Saturday, April 15, 2006

Remote-controlled fruit flies

ScienceDirect - Cell: Remote Control of Behavior through Genetically Targeted Photostimulation of Neurons: You gotta love this! How many contemporary science journals publish an article that cites a source from the 18th century? This article, published last April on remote-control of Drosophila melanogaster via lasers starts off by citing Galvani's famous De viribus electricitatis in motu musculari commentarius (Bologna: Typographia Instituti Scientiarium, 1791). Susana Q. Lima and Gero Miesenböck, from the Department of Cell Biology, Yale University School of Medicine write in Cell:
if ... the intended target cells are equipped with a “receiver” that allows them to decode a publicly broadcast stimulus, multiple targets might be addressed simultaneously and selectively... The capacity to control defined populations of neurons noninvasively would represent a significant step in moving neuroscience from passive observation—which neuronal activity patterns are correlated with a given behavior?—to active and predictive manipulation of behavior.

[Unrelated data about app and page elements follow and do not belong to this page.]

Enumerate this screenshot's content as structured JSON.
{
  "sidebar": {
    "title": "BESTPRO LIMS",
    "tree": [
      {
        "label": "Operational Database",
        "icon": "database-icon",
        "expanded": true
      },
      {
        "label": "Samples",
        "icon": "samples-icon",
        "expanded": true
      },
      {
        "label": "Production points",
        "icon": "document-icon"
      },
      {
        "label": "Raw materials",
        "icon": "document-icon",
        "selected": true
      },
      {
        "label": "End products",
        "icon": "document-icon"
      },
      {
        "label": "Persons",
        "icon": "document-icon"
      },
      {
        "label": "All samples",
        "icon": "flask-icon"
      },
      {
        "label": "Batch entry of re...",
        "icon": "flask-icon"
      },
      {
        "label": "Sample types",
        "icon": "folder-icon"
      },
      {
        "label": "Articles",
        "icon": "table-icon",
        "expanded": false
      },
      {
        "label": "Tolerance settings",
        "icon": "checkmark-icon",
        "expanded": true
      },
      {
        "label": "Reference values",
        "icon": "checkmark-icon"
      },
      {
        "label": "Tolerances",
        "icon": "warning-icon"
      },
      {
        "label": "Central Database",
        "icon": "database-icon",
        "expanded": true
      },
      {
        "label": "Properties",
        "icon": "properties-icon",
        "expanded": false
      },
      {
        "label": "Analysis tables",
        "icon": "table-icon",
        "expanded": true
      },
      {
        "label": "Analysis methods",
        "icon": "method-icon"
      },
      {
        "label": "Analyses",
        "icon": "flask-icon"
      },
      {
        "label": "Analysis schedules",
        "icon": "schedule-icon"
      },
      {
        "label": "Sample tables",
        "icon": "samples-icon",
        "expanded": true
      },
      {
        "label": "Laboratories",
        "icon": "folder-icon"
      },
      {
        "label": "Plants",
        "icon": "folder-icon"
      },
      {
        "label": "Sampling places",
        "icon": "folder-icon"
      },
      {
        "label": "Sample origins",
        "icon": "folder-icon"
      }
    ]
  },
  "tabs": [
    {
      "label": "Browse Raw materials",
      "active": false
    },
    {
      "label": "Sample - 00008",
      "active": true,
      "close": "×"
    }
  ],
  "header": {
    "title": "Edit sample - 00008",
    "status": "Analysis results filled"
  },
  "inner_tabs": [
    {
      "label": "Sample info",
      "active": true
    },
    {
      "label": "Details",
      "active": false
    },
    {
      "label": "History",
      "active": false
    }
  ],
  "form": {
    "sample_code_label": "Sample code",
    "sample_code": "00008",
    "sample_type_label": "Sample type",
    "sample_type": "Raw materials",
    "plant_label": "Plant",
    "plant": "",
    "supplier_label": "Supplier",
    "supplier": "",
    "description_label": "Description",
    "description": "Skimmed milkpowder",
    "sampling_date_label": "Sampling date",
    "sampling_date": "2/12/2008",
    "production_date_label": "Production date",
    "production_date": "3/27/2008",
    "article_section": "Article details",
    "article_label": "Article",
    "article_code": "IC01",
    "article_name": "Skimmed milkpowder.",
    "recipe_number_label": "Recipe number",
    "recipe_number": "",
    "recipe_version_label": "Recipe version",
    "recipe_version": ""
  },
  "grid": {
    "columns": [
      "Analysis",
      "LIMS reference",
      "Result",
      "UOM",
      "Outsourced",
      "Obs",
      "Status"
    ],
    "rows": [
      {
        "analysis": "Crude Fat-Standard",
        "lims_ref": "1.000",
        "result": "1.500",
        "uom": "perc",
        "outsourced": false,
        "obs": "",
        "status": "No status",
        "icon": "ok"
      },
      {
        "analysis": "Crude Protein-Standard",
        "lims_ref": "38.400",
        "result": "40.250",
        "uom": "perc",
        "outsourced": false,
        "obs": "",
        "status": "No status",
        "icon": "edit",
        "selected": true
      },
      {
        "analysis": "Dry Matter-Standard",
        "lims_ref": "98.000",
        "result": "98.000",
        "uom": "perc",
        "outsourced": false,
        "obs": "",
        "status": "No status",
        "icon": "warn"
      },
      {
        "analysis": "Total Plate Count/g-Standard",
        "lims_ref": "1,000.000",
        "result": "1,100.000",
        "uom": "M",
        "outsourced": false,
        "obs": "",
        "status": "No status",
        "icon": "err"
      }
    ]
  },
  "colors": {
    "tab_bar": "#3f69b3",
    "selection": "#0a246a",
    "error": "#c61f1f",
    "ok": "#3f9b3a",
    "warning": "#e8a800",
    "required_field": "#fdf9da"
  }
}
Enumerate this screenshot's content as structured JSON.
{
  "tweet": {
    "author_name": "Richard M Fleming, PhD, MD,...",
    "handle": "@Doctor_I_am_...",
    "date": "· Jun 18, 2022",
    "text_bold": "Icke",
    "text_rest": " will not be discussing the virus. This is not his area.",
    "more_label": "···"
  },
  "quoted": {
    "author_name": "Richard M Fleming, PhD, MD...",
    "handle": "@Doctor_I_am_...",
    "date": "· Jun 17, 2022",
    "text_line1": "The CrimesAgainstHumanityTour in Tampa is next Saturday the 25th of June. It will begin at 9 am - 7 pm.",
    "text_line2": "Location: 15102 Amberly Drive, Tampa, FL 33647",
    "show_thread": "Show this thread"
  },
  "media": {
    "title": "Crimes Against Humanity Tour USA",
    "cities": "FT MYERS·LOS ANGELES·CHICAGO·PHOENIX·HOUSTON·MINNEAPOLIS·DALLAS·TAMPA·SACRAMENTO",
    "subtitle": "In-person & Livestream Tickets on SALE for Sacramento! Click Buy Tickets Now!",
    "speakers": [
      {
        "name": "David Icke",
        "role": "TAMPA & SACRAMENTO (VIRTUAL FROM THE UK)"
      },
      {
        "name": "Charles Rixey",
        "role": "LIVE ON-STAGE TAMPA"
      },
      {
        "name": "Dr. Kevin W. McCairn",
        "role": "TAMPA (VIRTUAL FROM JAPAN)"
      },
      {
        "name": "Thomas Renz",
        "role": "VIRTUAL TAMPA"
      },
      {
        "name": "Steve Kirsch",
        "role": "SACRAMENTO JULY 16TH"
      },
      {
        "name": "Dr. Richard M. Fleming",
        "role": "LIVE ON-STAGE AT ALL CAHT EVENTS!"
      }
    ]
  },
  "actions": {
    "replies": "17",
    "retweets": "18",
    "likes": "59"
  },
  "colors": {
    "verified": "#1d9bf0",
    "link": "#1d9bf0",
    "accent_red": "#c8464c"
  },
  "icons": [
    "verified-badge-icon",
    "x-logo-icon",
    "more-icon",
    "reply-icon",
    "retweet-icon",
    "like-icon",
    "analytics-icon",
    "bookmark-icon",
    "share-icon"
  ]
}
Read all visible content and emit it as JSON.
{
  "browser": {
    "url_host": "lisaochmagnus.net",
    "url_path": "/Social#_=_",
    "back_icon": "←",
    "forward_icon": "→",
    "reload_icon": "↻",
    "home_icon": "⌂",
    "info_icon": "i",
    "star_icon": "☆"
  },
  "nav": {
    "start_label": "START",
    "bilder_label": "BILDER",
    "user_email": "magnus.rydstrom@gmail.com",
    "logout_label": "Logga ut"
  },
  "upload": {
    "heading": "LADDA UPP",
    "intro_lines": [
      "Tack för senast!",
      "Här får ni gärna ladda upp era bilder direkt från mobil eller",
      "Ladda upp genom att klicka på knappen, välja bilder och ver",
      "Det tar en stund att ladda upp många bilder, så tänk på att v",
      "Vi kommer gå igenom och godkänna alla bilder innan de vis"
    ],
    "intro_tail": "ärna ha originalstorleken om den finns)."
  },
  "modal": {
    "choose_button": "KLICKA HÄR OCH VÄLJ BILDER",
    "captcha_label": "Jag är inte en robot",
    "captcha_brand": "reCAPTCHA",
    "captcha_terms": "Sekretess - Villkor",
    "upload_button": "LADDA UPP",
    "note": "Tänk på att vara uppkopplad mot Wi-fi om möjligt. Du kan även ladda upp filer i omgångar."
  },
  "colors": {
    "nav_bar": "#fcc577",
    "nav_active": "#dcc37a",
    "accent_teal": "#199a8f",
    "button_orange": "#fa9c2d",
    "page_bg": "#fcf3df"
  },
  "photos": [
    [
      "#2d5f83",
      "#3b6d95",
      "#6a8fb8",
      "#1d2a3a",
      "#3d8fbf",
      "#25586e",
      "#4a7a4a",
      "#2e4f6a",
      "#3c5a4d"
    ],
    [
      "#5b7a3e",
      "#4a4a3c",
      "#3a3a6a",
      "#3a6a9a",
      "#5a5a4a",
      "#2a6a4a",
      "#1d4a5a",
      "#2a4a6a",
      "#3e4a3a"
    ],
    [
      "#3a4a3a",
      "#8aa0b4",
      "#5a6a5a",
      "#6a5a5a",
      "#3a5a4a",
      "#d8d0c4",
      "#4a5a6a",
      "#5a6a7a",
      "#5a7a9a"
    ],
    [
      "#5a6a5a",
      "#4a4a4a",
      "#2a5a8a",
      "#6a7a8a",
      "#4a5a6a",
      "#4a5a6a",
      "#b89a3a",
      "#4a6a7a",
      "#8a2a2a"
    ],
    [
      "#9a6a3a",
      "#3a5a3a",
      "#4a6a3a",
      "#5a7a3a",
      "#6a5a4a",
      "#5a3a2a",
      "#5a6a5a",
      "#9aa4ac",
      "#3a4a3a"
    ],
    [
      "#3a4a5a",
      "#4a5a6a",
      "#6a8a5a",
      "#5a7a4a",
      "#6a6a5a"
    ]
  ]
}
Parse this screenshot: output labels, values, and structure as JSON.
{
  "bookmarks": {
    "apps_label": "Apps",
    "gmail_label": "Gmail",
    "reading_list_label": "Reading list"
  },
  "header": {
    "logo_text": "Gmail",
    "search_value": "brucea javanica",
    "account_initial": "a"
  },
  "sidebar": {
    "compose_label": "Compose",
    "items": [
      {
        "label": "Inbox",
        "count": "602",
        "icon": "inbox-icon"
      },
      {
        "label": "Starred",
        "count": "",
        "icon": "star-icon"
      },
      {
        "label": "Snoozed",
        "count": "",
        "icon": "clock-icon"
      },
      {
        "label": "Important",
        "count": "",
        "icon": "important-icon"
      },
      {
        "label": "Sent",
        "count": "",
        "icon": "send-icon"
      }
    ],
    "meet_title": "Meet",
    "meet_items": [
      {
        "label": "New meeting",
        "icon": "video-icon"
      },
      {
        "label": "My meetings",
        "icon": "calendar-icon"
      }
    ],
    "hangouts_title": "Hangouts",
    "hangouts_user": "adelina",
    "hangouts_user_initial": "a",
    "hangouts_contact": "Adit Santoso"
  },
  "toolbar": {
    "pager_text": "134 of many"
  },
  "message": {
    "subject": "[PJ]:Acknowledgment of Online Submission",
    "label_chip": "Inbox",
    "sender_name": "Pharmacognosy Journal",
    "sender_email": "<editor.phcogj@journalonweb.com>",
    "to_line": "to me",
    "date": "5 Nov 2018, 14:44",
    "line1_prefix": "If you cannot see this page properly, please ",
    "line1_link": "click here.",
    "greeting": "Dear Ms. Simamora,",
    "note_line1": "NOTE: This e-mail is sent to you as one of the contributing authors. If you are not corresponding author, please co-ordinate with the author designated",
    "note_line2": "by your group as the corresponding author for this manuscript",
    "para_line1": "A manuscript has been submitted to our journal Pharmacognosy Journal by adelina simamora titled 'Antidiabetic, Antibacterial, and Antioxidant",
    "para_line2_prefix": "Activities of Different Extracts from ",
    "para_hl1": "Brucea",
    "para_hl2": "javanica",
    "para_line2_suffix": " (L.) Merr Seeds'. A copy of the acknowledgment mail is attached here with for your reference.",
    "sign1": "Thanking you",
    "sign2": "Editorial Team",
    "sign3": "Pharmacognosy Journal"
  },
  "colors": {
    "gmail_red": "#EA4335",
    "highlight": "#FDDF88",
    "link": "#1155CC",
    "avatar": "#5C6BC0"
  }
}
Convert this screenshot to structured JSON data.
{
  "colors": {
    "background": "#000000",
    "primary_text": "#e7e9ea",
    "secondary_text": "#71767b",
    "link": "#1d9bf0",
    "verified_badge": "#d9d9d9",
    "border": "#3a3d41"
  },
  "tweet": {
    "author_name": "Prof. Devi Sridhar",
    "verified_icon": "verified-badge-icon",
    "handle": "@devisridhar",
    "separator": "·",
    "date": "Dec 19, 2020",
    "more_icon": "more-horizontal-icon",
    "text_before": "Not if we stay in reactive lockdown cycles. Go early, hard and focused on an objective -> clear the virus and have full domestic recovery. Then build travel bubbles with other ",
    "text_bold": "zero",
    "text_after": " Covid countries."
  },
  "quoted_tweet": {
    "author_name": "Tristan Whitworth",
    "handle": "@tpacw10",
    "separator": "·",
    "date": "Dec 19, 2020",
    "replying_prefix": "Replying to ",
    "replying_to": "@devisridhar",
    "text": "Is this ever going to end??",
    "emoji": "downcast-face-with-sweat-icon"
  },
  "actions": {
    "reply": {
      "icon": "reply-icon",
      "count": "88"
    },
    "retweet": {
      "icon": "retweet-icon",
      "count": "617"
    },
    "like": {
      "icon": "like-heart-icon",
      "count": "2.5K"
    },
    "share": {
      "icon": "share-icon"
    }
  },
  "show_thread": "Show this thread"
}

We report experiments in Drosophila that realize this scenario. Unfocused laser light played the part of the publicly broadcast stimulus; genetically encoded “phototriggers” of action potentials ... served as the cell type-specific receivers that transduced the optical signal into electrical activity. Brief pulses of laser light allowed us to activate genetically circumscribed groups of central neurons and control specific behaviors in flies moving freely within the optical field. ...genetically targeted photostimulation was used to investigate the role of dopaminergic neurons in the control of movement. We found that an acute increase in dopaminergic signaling alters the extent of locomotor activity and the walking patterns in which this activity is expressed.